Let’s explore some of the popular crypto tax solutions next.

7. Cryptocurrency Tax Software To Simplify Reporting

Calculating crypto taxes spanning hundreds of trades across exchanges manually results in a administrative nightmare!
Tax software help automate the entire process including:
1. Imports Trading Data
Simple import of all your cryptocurreny transactions from exchanges and wallets via API or CSV files.
2. Computes Gains/Losses
The software can accurately determine cost basis, fair market values and realized profit/loss per transaction.
3. Fills Tax Forms
Finally, the tax report output can be directly used to fill out income tax returns.
Some popular cryptocurrency tax calculators include:
  • Koinly: Supports over 500 exchanges and wallets. Free crypto tax reports.
  • Cointracker: Sync transactions to determine capital gains.
  • CryptoTrader.Tax: Excellent for active DeFi traders.
  • BearTax: Good for miners and stakers.
  • ZenLedger: Specialized Bitcoin tax software
As can be seen, purpose-built crypto tax software can greatly reduce the workload around tax reporting for traders and enterprises dealing with digital currencies.

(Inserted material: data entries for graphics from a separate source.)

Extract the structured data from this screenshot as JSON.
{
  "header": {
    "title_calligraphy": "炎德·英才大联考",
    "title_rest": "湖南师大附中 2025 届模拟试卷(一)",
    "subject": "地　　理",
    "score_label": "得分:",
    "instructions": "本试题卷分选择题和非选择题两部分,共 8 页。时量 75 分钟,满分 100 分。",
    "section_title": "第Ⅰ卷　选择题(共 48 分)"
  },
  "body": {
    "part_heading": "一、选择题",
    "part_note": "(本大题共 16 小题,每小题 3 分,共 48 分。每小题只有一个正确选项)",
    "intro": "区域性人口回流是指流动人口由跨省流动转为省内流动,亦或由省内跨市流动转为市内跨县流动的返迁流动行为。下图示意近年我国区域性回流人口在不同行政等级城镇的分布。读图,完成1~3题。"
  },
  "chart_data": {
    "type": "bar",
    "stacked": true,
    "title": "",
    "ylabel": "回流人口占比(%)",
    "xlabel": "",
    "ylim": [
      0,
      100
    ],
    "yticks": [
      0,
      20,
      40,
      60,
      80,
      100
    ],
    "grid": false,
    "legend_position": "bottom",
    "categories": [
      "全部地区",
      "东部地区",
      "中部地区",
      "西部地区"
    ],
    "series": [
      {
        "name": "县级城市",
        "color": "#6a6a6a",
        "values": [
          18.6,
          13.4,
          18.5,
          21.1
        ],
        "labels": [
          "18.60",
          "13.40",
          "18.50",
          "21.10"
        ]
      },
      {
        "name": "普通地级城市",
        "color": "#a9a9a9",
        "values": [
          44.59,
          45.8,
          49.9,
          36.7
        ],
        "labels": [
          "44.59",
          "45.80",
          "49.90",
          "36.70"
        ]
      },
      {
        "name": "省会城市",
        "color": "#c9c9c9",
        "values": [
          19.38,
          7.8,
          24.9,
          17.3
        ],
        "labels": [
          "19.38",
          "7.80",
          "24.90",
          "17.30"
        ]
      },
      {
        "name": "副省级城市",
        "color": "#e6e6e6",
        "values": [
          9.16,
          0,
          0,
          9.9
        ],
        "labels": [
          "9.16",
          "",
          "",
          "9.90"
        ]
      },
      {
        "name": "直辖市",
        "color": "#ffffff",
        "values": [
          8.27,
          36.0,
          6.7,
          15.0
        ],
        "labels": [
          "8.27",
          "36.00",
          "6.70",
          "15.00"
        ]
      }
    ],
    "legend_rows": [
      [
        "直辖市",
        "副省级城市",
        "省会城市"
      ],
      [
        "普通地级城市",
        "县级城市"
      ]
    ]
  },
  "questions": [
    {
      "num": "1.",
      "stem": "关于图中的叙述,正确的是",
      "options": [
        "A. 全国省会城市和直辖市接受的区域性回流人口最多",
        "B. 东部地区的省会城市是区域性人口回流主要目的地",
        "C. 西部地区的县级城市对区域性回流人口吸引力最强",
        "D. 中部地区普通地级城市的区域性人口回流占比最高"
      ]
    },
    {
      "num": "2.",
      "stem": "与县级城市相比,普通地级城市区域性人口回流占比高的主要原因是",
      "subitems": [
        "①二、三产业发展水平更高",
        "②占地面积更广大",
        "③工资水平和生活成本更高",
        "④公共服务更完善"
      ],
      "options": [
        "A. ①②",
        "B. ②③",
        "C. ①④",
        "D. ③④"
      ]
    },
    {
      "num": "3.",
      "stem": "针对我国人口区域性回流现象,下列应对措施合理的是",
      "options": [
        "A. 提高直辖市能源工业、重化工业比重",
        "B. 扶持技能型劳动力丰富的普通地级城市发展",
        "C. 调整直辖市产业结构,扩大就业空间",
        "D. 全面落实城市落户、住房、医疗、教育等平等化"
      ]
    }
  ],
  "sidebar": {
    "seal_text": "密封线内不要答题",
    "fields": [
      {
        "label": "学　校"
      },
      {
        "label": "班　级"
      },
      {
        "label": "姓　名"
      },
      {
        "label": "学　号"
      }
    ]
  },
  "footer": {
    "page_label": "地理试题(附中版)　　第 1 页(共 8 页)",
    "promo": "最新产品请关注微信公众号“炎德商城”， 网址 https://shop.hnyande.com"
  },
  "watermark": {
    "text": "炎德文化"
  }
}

8. Frequently Asked Questions

Finally, let’s recap and answer some frequently asked questions around crypto taxes:
Q: Is crypto taxable in Singapore?
Yes, capital gains from trading or disposing of cryptocurrency constitute taxable income for both individuals and corporations.
Q: What crypto transactions are taxable events?
Trading, conversions, spending, earning crypto through mining/staking/DeFi yield activities are broadly taxable events.
Q: Are Singapore crypto tax rates different from income tax?
No special rates. Progressive personal income tax and the flat 17% corporate tax rates apply based on tax residency and income thresholds.
Q: Can I claim deductions on crypto taxes?
Yes, business expense deductions apply for active traders. Personal reliefs also available. Tax losses can get carried forward too.
Q: How do I file crypto taxes?
Include crypto capital gains/losses when filing annual personal or corporate income tax return. Consider using crypto tax software.
Q: What happens if I don’t pay crypto taxes?
You could be subject to penalties of up to 400% of owed taxes plus fines and even jail for willful tax evasion as per Singapore’s laws.
And that concludes CoinGecko’s 2024 guide to understanding cryptocurrency taxes in Singapore.
We hope you now have clarity on crypto income tax rules, rates, deductions, filing requirements and potential penalties for non-compliance.
As regulatory bodies seek to protect investors while fostering blockchain innovation, crypto taxes represent an important piece of this evolving landscape for traders and businesses to remain compliant.